To repeat the point above, it’s not that techniques in the martial arts are somehow bad or undesirable. Far from it! A martial art system can’t exist without techniques. They’re both necessary and quite desirable. The problem, rather, is the manner in which technique is taught which, in turn, arises from the more fundamental problem of how technique is conceived.
Just as a rule, a principle, or a law derives its coherence from the larger tradition within which it arose and to which it belongs, so too does a strike, a combination of strikes or any artifactual weapon (like a knife or a gun) derive their coherence—in the case of the fighting arts, its effectiveness—from the context to which it belongs. And this context consists of physics, human physiology, the uniqueness of each human body, and the psychology that is indispensable for victory in potentially mortal combat.

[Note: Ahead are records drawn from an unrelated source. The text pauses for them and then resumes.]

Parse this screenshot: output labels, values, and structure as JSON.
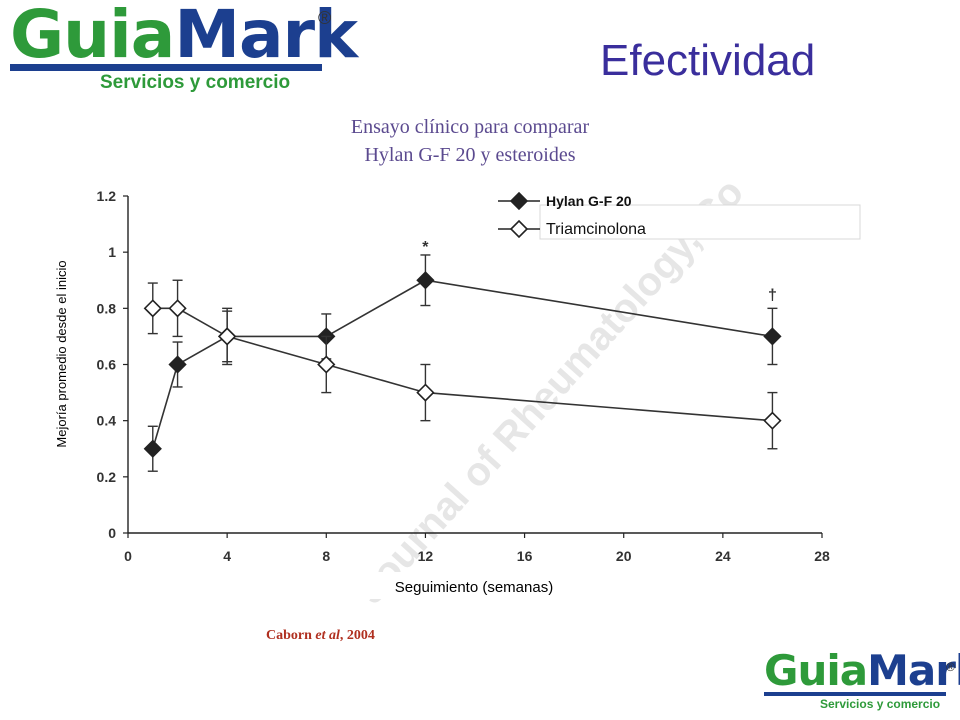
{
  "logo": {
    "guia": "Guia",
    "mark": "Mark",
    "registered": "®",
    "tagline": "Servicios y comercio"
  },
  "slide_title": "Efectividad",
  "chart_title_line1": "Ensayo clínico para comparar",
  "chart_title_line2": "Hylan G-F 20 y esteroides",
  "watermark": "Journal of Rheumatology, Co",
  "citation": {
    "author": "Caborn",
    "etal": "et al",
    "year": ", 2004"
  },
  "colors": {
    "logo_green": "#2e9a3a",
    "logo_blue": "#1c3f8f",
    "title": "#3a2e9c",
    "chart_title": "#5b4a8f",
    "citation": "#b03020"
  },
  "chart_data": {
    "type": "line",
    "xlabel": "Seguimiento (semanas)",
    "ylabel": "Mejoría promedio desde el inicio",
    "xlim": [
      0,
      28
    ],
    "ylim": [
      0,
      1.2
    ],
    "xticks": [
      0,
      4,
      8,
      12,
      16,
      20,
      24,
      28
    ],
    "yticks": [
      0,
      0.2,
      0.4,
      0.6,
      0.8,
      1,
      1.2
    ],
    "xtick_labels": [
      "0",
      "4",
      "8",
      "12",
      "16",
      "20",
      "24",
      "28"
    ],
    "ytick_labels": [
      "0",
      "0.2",
      "0.4",
      "0.6",
      "0.8",
      "1",
      "1.2"
    ],
    "legend_position": "top-right",
    "series": [
      {
        "name": "Hylan G-F 20",
        "marker": "filled-diamond",
        "x": [
          1,
          2,
          4,
          8,
          12,
          26
        ],
        "y": [
          0.3,
          0.6,
          0.7,
          0.7,
          0.9,
          0.7
        ],
        "err": [
          0.08,
          0.08,
          0.1,
          0.08,
          0.09,
          0.1
        ]
      },
      {
        "name": "Triamcinolona",
        "marker": "open-diamond",
        "x": [
          1,
          2,
          4,
          8,
          12,
          26
        ],
        "y": [
          0.8,
          0.8,
          0.7,
          0.6,
          0.5,
          0.4
        ],
        "err": [
          0.09,
          0.1,
          0.09,
          0.1,
          0.1,
          0.1
        ]
      }
    ],
    "annotations": [
      {
        "text": "*",
        "x": 12,
        "y": 1.0
      },
      {
        "text": "†",
        "x": 26,
        "y": 0.83
      }
    ]
  }
}
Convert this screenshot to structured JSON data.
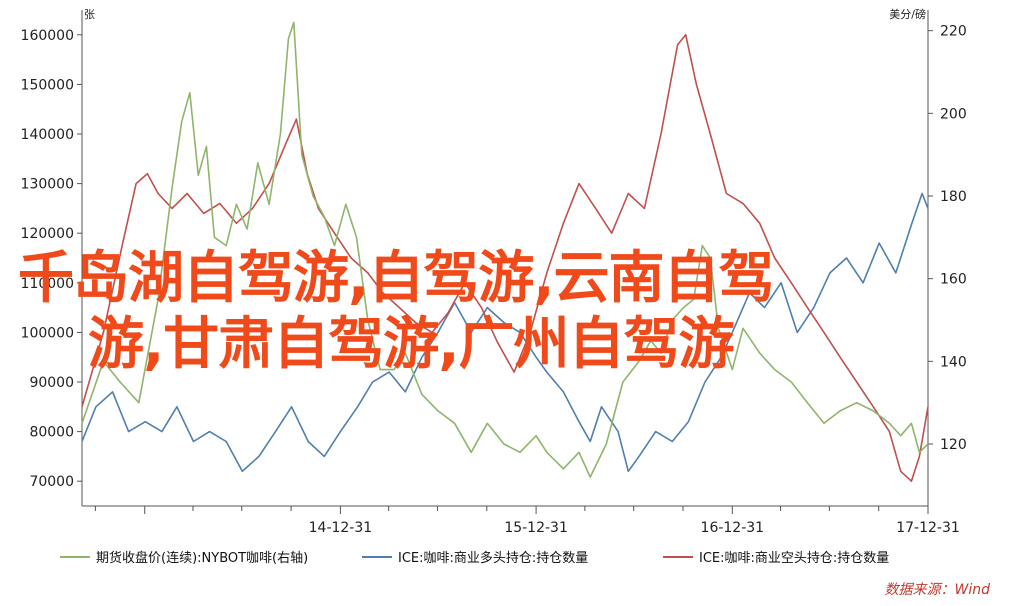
{
  "overlay": {
    "line1": "千岛湖自驾游,自驾游,云南自驾",
    "line2": "游,甘肃自驾游,广州自驾游"
  },
  "source": "数据来源：Wind",
  "chart_data": {
    "type": "line",
    "left_unit": "张",
    "right_unit": "美分/磅",
    "left_axis": {
      "ylim": [
        65000,
        165000
      ],
      "ticks": [
        70000,
        80000,
        90000,
        100000,
        110000,
        120000,
        130000,
        140000,
        150000,
        160000
      ]
    },
    "right_axis": {
      "ylim": [
        105,
        225
      ],
      "ticks": [
        120,
        140,
        160,
        180,
        200,
        220
      ]
    },
    "x_axis": {
      "range": [
        "2013-09-05",
        "2017-12-31"
      ],
      "tick_labels": [
        "14-12-31",
        "15-12-31",
        "16-12-31",
        "17-12-31"
      ]
    },
    "grid": false,
    "legend": "bottom",
    "series": [
      {
        "name": "期货收盘价(连续):NYBOT咖啡(右轴)",
        "axis": "right",
        "color": "#8fb56a",
        "points": [
          [
            "2013-09-05",
            125
          ],
          [
            "2013-10-15",
            140
          ],
          [
            "2013-11-15",
            135
          ],
          [
            "2013-12-20",
            130
          ],
          [
            "2014-01-25",
            155
          ],
          [
            "2014-02-20",
            182
          ],
          [
            "2014-03-10",
            198
          ],
          [
            "2014-03-25",
            205
          ],
          [
            "2014-04-10",
            185
          ],
          [
            "2014-04-25",
            192
          ],
          [
            "2014-05-10",
            170
          ],
          [
            "2014-06-01",
            168
          ],
          [
            "2014-06-20",
            178
          ],
          [
            "2014-07-10",
            172
          ],
          [
            "2014-07-30",
            188
          ],
          [
            "2014-08-20",
            178
          ],
          [
            "2014-09-10",
            195
          ],
          [
            "2014-09-25",
            218
          ],
          [
            "2014-10-05",
            222
          ],
          [
            "2014-10-20",
            190
          ],
          [
            "2014-11-10",
            180
          ],
          [
            "2014-12-01",
            175
          ],
          [
            "2014-12-20",
            168
          ],
          [
            "2015-01-10",
            178
          ],
          [
            "2015-01-30",
            170
          ],
          [
            "2015-02-20",
            150
          ],
          [
            "2015-03-15",
            138
          ],
          [
            "2015-04-10",
            138
          ],
          [
            "2015-05-01",
            142
          ],
          [
            "2015-06-01",
            132
          ],
          [
            "2015-07-01",
            128
          ],
          [
            "2015-08-01",
            125
          ],
          [
            "2015-09-01",
            118
          ],
          [
            "2015-10-01",
            125
          ],
          [
            "2015-11-01",
            120
          ],
          [
            "2015-12-01",
            118
          ],
          [
            "2015-12-31",
            122
          ],
          [
            "2016-01-20",
            118
          ],
          [
            "2016-02-20",
            114
          ],
          [
            "2016-03-20",
            118
          ],
          [
            "2016-04-10",
            112
          ],
          [
            "2016-05-10",
            120
          ],
          [
            "2016-06-10",
            135
          ],
          [
            "2016-07-10",
            140
          ],
          [
            "2016-08-01",
            145
          ],
          [
            "2016-08-20",
            142
          ],
          [
            "2016-09-10",
            150
          ],
          [
            "2016-10-01",
            153
          ],
          [
            "2016-10-20",
            155
          ],
          [
            "2016-11-05",
            168
          ],
          [
            "2016-11-20",
            165
          ],
          [
            "2016-12-05",
            148
          ],
          [
            "2016-12-31",
            138
          ],
          [
            "2017-01-20",
            148
          ],
          [
            "2017-02-20",
            142
          ],
          [
            "2017-03-20",
            138
          ],
          [
            "2017-04-20",
            135
          ],
          [
            "2017-05-20",
            130
          ],
          [
            "2017-06-20",
            125
          ],
          [
            "2017-07-20",
            128
          ],
          [
            "2017-08-20",
            130
          ],
          [
            "2017-09-20",
            128
          ],
          [
            "2017-10-20",
            125
          ],
          [
            "2017-11-10",
            122
          ],
          [
            "2017-11-30",
            125
          ],
          [
            "2017-12-15",
            118
          ],
          [
            "2017-12-31",
            120
          ]
        ]
      },
      {
        "name": "ICE:咖啡:商业多头持仓:持仓数量",
        "axis": "left",
        "color": "#4f7fae",
        "points": [
          [
            "2013-09-05",
            78000
          ],
          [
            "2013-10-01",
            85000
          ],
          [
            "2013-11-01",
            88000
          ],
          [
            "2013-12-01",
            80000
          ],
          [
            "2014-01-01",
            82000
          ],
          [
            "2014-02-01",
            80000
          ],
          [
            "2014-03-01",
            85000
          ],
          [
            "2014-04-01",
            78000
          ],
          [
            "2014-05-01",
            80000
          ],
          [
            "2014-06-01",
            78000
          ],
          [
            "2014-07-01",
            72000
          ],
          [
            "2014-08-01",
            75000
          ],
          [
            "2014-09-01",
            80000
          ],
          [
            "2014-10-01",
            85000
          ],
          [
            "2014-11-01",
            78000
          ],
          [
            "2014-12-01",
            75000
          ],
          [
            "2014-12-31",
            80000
          ],
          [
            "2015-02-01",
            85000
          ],
          [
            "2015-03-01",
            90000
          ],
          [
            "2015-04-01",
            92000
          ],
          [
            "2015-05-01",
            88000
          ],
          [
            "2015-06-01",
            95000
          ],
          [
            "2015-07-01",
            100000
          ],
          [
            "2015-08-01",
            106000
          ],
          [
            "2015-09-01",
            100000
          ],
          [
            "2015-10-01",
            105000
          ],
          [
            "2015-11-01",
            102000
          ],
          [
            "2015-12-01",
            100000
          ],
          [
            "2015-12-31",
            95000
          ],
          [
            "2016-01-20",
            92000
          ],
          [
            "2016-02-20",
            88000
          ],
          [
            "2016-03-20",
            82000
          ],
          [
            "2016-04-10",
            78000
          ],
          [
            "2016-05-01",
            85000
          ],
          [
            "2016-06-01",
            80000
          ],
          [
            "2016-06-20",
            72000
          ],
          [
            "2016-07-10",
            75000
          ],
          [
            "2016-08-10",
            80000
          ],
          [
            "2016-09-10",
            78000
          ],
          [
            "2016-10-10",
            82000
          ],
          [
            "2016-11-10",
            90000
          ],
          [
            "2016-12-10",
            95000
          ],
          [
            "2016-12-31",
            100000
          ],
          [
            "2017-02-01",
            108000
          ],
          [
            "2017-03-01",
            105000
          ],
          [
            "2017-04-01",
            110000
          ],
          [
            "2017-05-01",
            100000
          ],
          [
            "2017-06-01",
            105000
          ],
          [
            "2017-07-01",
            112000
          ],
          [
            "2017-08-01",
            115000
          ],
          [
            "2017-09-01",
            110000
          ],
          [
            "2017-10-01",
            118000
          ],
          [
            "2017-11-01",
            112000
          ],
          [
            "2017-12-01",
            122000
          ],
          [
            "2017-12-20",
            128000
          ],
          [
            "2017-12-31",
            125000
          ]
        ]
      },
      {
        "name": "ICE:咖啡:商业空头持仓:持仓数量",
        "axis": "left",
        "color": "#c0504d",
        "points": [
          [
            "2013-09-05",
            85000
          ],
          [
            "2013-10-15",
            100000
          ],
          [
            "2013-11-20",
            118000
          ],
          [
            "2013-12-15",
            130000
          ],
          [
            "2014-01-05",
            132000
          ],
          [
            "2014-01-25",
            128000
          ],
          [
            "2014-02-20",
            125000
          ],
          [
            "2014-03-20",
            128000
          ],
          [
            "2014-04-20",
            124000
          ],
          [
            "2014-05-20",
            126000
          ],
          [
            "2014-06-20",
            122000
          ],
          [
            "2014-07-20",
            125000
          ],
          [
            "2014-08-20",
            130000
          ],
          [
            "2014-09-20",
            138000
          ],
          [
            "2014-10-10",
            143000
          ],
          [
            "2014-10-30",
            132000
          ],
          [
            "2014-11-20",
            125000
          ],
          [
            "2014-12-20",
            120000
          ],
          [
            "2015-01-20",
            115000
          ],
          [
            "2015-02-20",
            112000
          ],
          [
            "2015-03-20",
            108000
          ],
          [
            "2015-04-20",
            105000
          ],
          [
            "2015-05-20",
            102000
          ],
          [
            "2015-06-20",
            100000
          ],
          [
            "2015-07-20",
            104000
          ],
          [
            "2015-08-20",
            110000
          ],
          [
            "2015-09-20",
            105000
          ],
          [
            "2015-10-20",
            98000
          ],
          [
            "2015-11-20",
            92000
          ],
          [
            "2015-12-20",
            100000
          ],
          [
            "2016-01-20",
            112000
          ],
          [
            "2016-02-20",
            122000
          ],
          [
            "2016-03-20",
            130000
          ],
          [
            "2016-04-20",
            125000
          ],
          [
            "2016-05-20",
            120000
          ],
          [
            "2016-06-20",
            128000
          ],
          [
            "2016-07-20",
            125000
          ],
          [
            "2016-08-20",
            140000
          ],
          [
            "2016-09-20",
            158000
          ],
          [
            "2016-10-05",
            160000
          ],
          [
            "2016-10-25",
            150000
          ],
          [
            "2016-11-20",
            140000
          ],
          [
            "2016-12-20",
            128000
          ],
          [
            "2017-01-20",
            126000
          ],
          [
            "2017-02-20",
            122000
          ],
          [
            "2017-03-20",
            115000
          ],
          [
            "2017-04-20",
            110000
          ],
          [
            "2017-05-20",
            105000
          ],
          [
            "2017-06-20",
            100000
          ],
          [
            "2017-07-20",
            95000
          ],
          [
            "2017-08-20",
            90000
          ],
          [
            "2017-09-20",
            85000
          ],
          [
            "2017-10-20",
            80000
          ],
          [
            "2017-11-10",
            72000
          ],
          [
            "2017-11-30",
            70000
          ],
          [
            "2017-12-15",
            75000
          ],
          [
            "2017-12-31",
            85000
          ]
        ]
      }
    ]
  }
}
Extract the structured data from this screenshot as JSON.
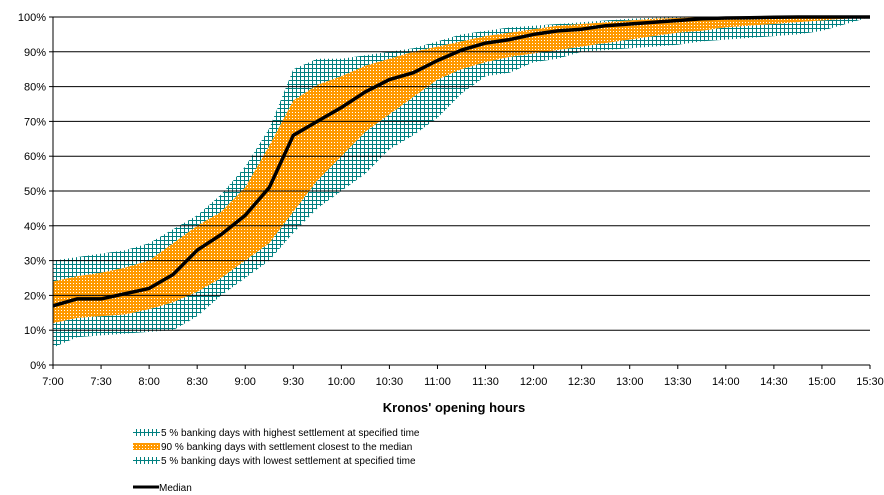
{
  "chart_data": {
    "type": "area",
    "title": "",
    "xlabel": "Kronos' opening hours",
    "ylabel": "",
    "x_ticks": [
      "7:00",
      "7:30",
      "8:00",
      "8:30",
      "9:00",
      "9:30",
      "10:00",
      "10:30",
      "11:00",
      "11:30",
      "12:00",
      "12:30",
      "13:00",
      "13:30",
      "14:00",
      "14:30",
      "15:00",
      "15:30"
    ],
    "y_ticks": [
      "0%",
      "10%",
      "20%",
      "30%",
      "40%",
      "50%",
      "60%",
      "70%",
      "80%",
      "90%",
      "100%"
    ],
    "ylim": [
      0,
      100
    ],
    "xlim": [
      "7:00",
      "15:30"
    ],
    "grid": "horizontal",
    "legend_position": "bottom-left",
    "x": [
      "7:00",
      "7:15",
      "7:30",
      "7:45",
      "8:00",
      "8:15",
      "8:30",
      "8:45",
      "9:00",
      "9:15",
      "9:30",
      "9:45",
      "10:00",
      "10:15",
      "10:30",
      "10:45",
      "11:00",
      "11:15",
      "11:30",
      "11:45",
      "12:00",
      "12:15",
      "12:30",
      "12:45",
      "13:00",
      "13:15",
      "13:30",
      "13:45",
      "14:00",
      "14:15",
      "14:30",
      "14:45",
      "15:00",
      "15:15",
      "15:30"
    ],
    "series": [
      {
        "name": "5 % banking days with highest settlement at specified time",
        "color": "#008080",
        "pattern": "grid",
        "values": [
          30,
          31,
          32,
          33,
          35,
          39,
          43,
          49,
          57,
          68,
          85,
          88,
          88,
          89,
          90,
          91,
          93,
          95,
          96,
          97,
          97.5,
          98,
          98.5,
          99,
          99.5,
          99.8,
          100,
          100,
          100,
          100,
          100,
          100,
          100,
          100,
          100
        ]
      },
      {
        "name": "90 % banking days with settlement closest to the median",
        "upper": [
          24,
          25.5,
          26.5,
          28,
          30,
          35,
          40,
          44,
          51,
          63,
          76,
          80.5,
          83,
          86,
          88,
          90,
          91.5,
          93,
          94.5,
          95.5,
          96.5,
          97.5,
          98,
          98.5,
          99,
          99.5,
          99.7,
          99.9,
          100,
          100,
          100,
          100,
          100,
          100,
          100
        ],
        "lower": [
          12,
          13.5,
          14,
          14.5,
          16,
          18,
          21,
          25,
          30,
          35,
          44,
          53,
          60,
          67,
          72,
          77,
          82,
          85,
          87,
          88.5,
          89.5,
          90.5,
          91.5,
          92.5,
          93.5,
          94.5,
          95.5,
          96,
          97,
          97.5,
          98,
          98.5,
          99,
          99.5,
          100
        ],
        "color": "#ff9900",
        "pattern": "dots"
      },
      {
        "name": "5 % banking days with lowest settlement at specified time",
        "color": "#008080",
        "pattern": "grid",
        "values": [
          5,
          8,
          8.5,
          9,
          9.5,
          10,
          14,
          20,
          25,
          30,
          38,
          45,
          50,
          55,
          62,
          66,
          71,
          78,
          83,
          84,
          87,
          88,
          90,
          90.5,
          91,
          91.5,
          92,
          93,
          93.5,
          94,
          94.5,
          95,
          96,
          98,
          100
        ]
      },
      {
        "name": "Median",
        "color": "#000000",
        "values": [
          17,
          19,
          19,
          20.5,
          22,
          26,
          33,
          37.5,
          43,
          51,
          66,
          70,
          74,
          78.5,
          82,
          84,
          87.5,
          90.5,
          92.5,
          93.5,
          95,
          96,
          96.5,
          97.5,
          98,
          98.5,
          99,
          99.5,
          99.7,
          99.8,
          99.9,
          100,
          100,
          100,
          100
        ]
      }
    ]
  }
}
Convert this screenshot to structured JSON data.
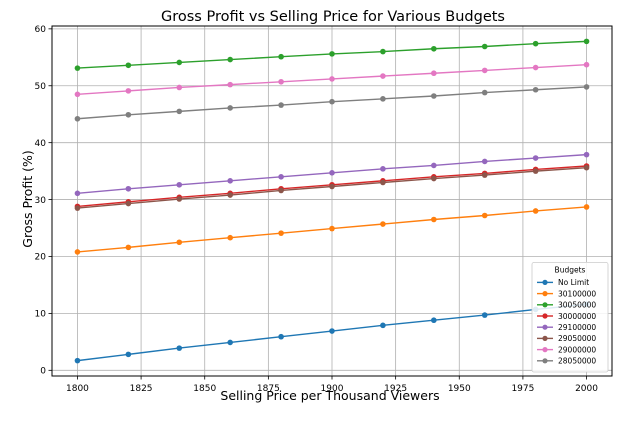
{
  "chart_data": {
    "type": "line",
    "title": "Gross Profit vs Selling Price for Various Budgets",
    "xlabel": "Selling Price per Thousand Viewers",
    "ylabel": "Gross Profit (%)",
    "xlim": [
      1790,
      2010
    ],
    "ylim": [
      -1,
      60.5
    ],
    "xticks": [
      1800,
      1825,
      1850,
      1875,
      1900,
      1925,
      1950,
      1975,
      2000
    ],
    "yticks": [
      0,
      10,
      20,
      30,
      40,
      50,
      60
    ],
    "grid": true,
    "legend": {
      "title": "Budgets",
      "placement": "lower-right"
    },
    "x": [
      1800,
      1820,
      1840,
      1860,
      1880,
      1900,
      1920,
      1940,
      1960,
      1980,
      2000
    ],
    "series": [
      {
        "name": "No Limit",
        "color": "#1f77b4",
        "values": [
          1.7,
          2.8,
          3.9,
          4.9,
          5.9,
          6.9,
          7.9,
          8.8,
          9.7,
          10.7,
          11.6
        ]
      },
      {
        "name": "30100000",
        "color": "#ff7f0e",
        "values": [
          20.8,
          21.6,
          22.5,
          23.3,
          24.1,
          24.9,
          25.7,
          26.5,
          27.2,
          28.0,
          28.7
        ]
      },
      {
        "name": "30050000",
        "color": "#2ca02c",
        "values": [
          53.1,
          53.6,
          54.1,
          54.6,
          55.1,
          55.6,
          56.0,
          56.5,
          56.9,
          57.4,
          57.8
        ]
      },
      {
        "name": "30000000",
        "color": "#d62728",
        "values": [
          28.8,
          29.6,
          30.4,
          31.1,
          31.9,
          32.6,
          33.3,
          34.0,
          34.6,
          35.3,
          35.9
        ]
      },
      {
        "name": "29100000",
        "color": "#9467bd",
        "values": [
          31.1,
          31.9,
          32.6,
          33.3,
          34.0,
          34.7,
          35.4,
          36.0,
          36.7,
          37.3,
          37.9
        ]
      },
      {
        "name": "29050000",
        "color": "#8c564b",
        "values": [
          28.5,
          29.3,
          30.1,
          30.8,
          31.6,
          32.3,
          33.0,
          33.7,
          34.3,
          35.0,
          35.6
        ]
      },
      {
        "name": "29000000",
        "color": "#e377c2",
        "values": [
          48.5,
          49.1,
          49.7,
          50.2,
          50.7,
          51.2,
          51.7,
          52.2,
          52.7,
          53.2,
          53.7
        ]
      },
      {
        "name": "28050000",
        "color": "#7f7f7f",
        "values": [
          44.2,
          44.9,
          45.5,
          46.1,
          46.6,
          47.2,
          47.7,
          48.2,
          48.8,
          49.3,
          49.8
        ]
      }
    ]
  }
}
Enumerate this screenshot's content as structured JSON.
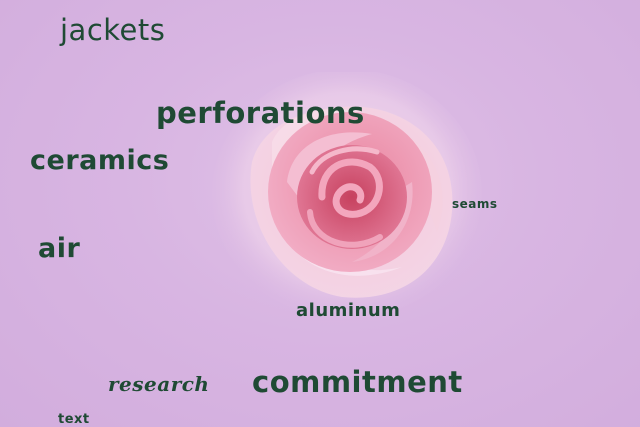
{
  "words": {
    "jackets": "jackets",
    "perforations": "perforations",
    "ceramics": "ceramics",
    "air": "air",
    "seams": "seams",
    "aluminum": "aluminum",
    "research": "research",
    "commitment": "commitment",
    "text": "text"
  },
  "colors": {
    "background": "#d6b2e0",
    "word": "#1f4a34",
    "rose_petal": "#f1b6cc",
    "rose_center": "#d85c82"
  },
  "image": {
    "subject": "pink-rose"
  }
}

In Chinese folklore, Chuang Tzu relayed an account of an interaction between Duke Hwan and his servant, Phien, a wheelwright. When Phien learned that the Duke was reading a book that contained “the words of the sages,” i.e., the words of men that have long since died, Phien replied that the Duke, then, was reading nothing more or less than “the dregs and sediments” of those “old men.” The Duke, taking offense that a lowly wheelwright would presume to be dismissive of the wisest of men, told his servant that Phien would either defend his remarks or be put to death.
Phien responded by referencing his own craft. “If the movements of my hand are neither (too) gentle nor (too) violent, the idea in my mind is realized.” The tricky thing is, however, is that “I cannot tell (how to do this) by word of mouth,” for “there is a knack in it,” and “I cannot teach the knack to my son, nor can my son learn it from me.”
Hence, the words of the sages read by the Duke are indeed “dregs and sediments” as the greater part of the wisdom that gave rise to those words cannot be imparted—particularly now that those sages are gone from the Earth.
So, too, is a gun, a knife, or any natural weapon a “dreg” or “sediment” as long as it is the object of exclusive focus, a technique taught in isolation from the context that birthed it and upon which it depends for its meaningfulness, its effective execution.
Perhaps this impulse to reduce a weapon (including one’s natural weaponry) to an all but infallible technique isn’t peculiar to the modern West. Miyamoto Musashi—another Taoist of a sort (a Zen Buddhist, to be exact) and a 17th century Japanese samurai warrior—may have intended to speak to this phenomenon in his own place and time:
“You should not have any special fondness for a particular weapon, or anything else, for that matter. Too much is the same as not enough. Without imitating anyone else, you should have as much weaponry as suits you.”
The way to martial mastery (training to maximize one’s odds of successfully protecting oneself and one’s own, whether with an artificial weapon or a natural one) is not found in fetishizing the technique.